During World War I, civil freedoms were curtailed by the Espionage Act of 1917 and the Sedition Act of 1918, which were used to prohibit and penalize criticism of the government and the war. Furthermore, since they were suspected of supporting the Germans, several immigrants were detained, refused a hearing, and deported.
The restrictions on freedom of speech and expression were later removed after the end of the war.
During and during World War I, the US government suppressed civil freedoms principally through two pieces of legislation: the Espionage Act of 1917 and the Sedition Act of 1918. These laws were used to prosecute people who criticized the war or the government in general.
The most famous example of this is probably that of Eugene Debs, a prominent union leader who ran for president on the Socialist Party ticket in 1912 and 1920. In 1919, he was sentenced to 10 years in prison for making statements against the war. He served only one year of his sentence before being released due to poor health. He died a few months later at the age of 70.
Other examples include the work of activist Lucy Parsons, who was murdered by police in 1940; that of Japanese-American poet Wiliiam Eubank who was arrested in 1942 for no reason other than his ancestry; and that of philosopher Josiah Royce, who was held in jail for three days in 1903 because someone claimed he threatened to kill President Roosevelt.
World War I also saw the rise of terrorist groups like the German Bündnisgauleiter, or "Alliance of Districts," which conducted an anti-Semitic campaign throughout Europe. This group published newspapers, made propaganda films, and organized rallies all across Germany to spread fear of Jews among the public.

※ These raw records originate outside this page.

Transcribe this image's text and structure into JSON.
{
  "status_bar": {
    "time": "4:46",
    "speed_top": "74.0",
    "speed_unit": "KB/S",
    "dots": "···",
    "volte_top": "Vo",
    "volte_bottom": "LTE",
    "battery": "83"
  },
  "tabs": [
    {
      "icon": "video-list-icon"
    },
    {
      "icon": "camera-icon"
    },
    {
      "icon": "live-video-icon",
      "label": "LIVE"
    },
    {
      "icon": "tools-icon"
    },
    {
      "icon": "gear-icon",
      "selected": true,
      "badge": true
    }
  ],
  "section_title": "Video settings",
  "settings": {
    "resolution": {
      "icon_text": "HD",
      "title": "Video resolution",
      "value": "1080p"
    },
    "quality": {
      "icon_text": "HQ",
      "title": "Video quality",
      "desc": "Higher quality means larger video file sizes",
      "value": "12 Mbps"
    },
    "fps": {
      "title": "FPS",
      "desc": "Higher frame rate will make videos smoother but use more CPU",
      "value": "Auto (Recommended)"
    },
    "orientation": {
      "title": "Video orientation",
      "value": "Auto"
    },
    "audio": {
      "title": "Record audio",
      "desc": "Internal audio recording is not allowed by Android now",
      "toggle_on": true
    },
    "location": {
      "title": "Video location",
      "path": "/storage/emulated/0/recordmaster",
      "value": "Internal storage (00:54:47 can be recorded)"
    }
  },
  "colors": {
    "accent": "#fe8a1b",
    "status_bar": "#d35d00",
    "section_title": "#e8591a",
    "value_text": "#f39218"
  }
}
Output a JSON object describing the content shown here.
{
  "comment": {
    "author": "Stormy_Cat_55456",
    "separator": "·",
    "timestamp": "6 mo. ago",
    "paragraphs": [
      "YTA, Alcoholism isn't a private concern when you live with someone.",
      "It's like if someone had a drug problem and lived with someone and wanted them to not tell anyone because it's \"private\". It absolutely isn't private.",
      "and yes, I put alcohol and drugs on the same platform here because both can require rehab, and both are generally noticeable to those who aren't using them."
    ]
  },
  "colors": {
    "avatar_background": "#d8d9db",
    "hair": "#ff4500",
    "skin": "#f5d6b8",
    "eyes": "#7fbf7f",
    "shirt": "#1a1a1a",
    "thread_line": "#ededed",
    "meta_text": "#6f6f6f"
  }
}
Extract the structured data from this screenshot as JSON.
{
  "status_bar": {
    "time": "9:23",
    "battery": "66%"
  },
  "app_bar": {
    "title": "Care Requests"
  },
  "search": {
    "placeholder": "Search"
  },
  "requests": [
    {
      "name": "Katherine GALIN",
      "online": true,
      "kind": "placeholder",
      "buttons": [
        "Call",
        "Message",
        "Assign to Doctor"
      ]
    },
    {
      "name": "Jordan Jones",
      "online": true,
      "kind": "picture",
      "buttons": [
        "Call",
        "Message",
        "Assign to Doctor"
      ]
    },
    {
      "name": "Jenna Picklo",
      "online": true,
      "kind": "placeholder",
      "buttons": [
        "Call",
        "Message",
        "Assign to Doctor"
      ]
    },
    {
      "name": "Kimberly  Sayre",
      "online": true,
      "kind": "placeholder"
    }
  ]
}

Opponents of the war were frequently imprisoned or fired. Freedom of expression and the right to protest were being eroded. During the war years, Congress passed the Espionage and Sedition Acts, which were criticized for infringing on civil freedoms. The laws were used by federal prosecutors to charge people with treason for speaking out against the government's involvement in the war.
World War I had a significant impact on freedom in America. Government agencies began to monitor political organizations, including groups that supported Germany before it became Nazi Germany. Anti-war activists were arrested and some were tried for treason. The government also censored publications that criticized its actions in the war; otherwise known as wartime censorship.
There are several monuments and buildings across the country that pay tribute to those who fought for America during World War I. Here are just a few: The Liberty Memorial in Washington, D.C.; the Iwo Jima Memorial in Washington, D.C.; the Vietnam Veterans Memorial in Washington, D.C.; and the POW/MIA Recognition Monument at Arlington National Cemetery.
In 1919, the Supreme Court determined a series of rulings that helped establish the limits of free speech. The Espionage Act of 1917 was established by Congress shortly after the United States entered World War I. The legislation forbade interfering with military activities or recruiting. It also included a clause that made it a crime to "willfully cause or attempt to cause insubordination, disobedience, or resistance to any officer or person acting under the authority of this act." Violators could be sentenced to up to 20 years in prison and fined $10,000.
The court ruled that the First Amendment protected speech, but that does not mean that people can say anything they want without consequences. In determining how much punishment to impose on one convicted of violating the law, courts often take into account the social value of different forms of speech. For example, a conviction for making a false statement may lead only to probation if the judge believes that the damage done by allowing this form of speech to go unpunished is greater than the harm done by convicting and imprisoning the speaker.
In United States v. Schwimmer (1929), the court held that statements intended to influence votes in an election were covered by the First Amendment. However, it said that speeches made at meetings where votes were taken, or other similar activity designed to get others to support a specific candidate or position, were not protected.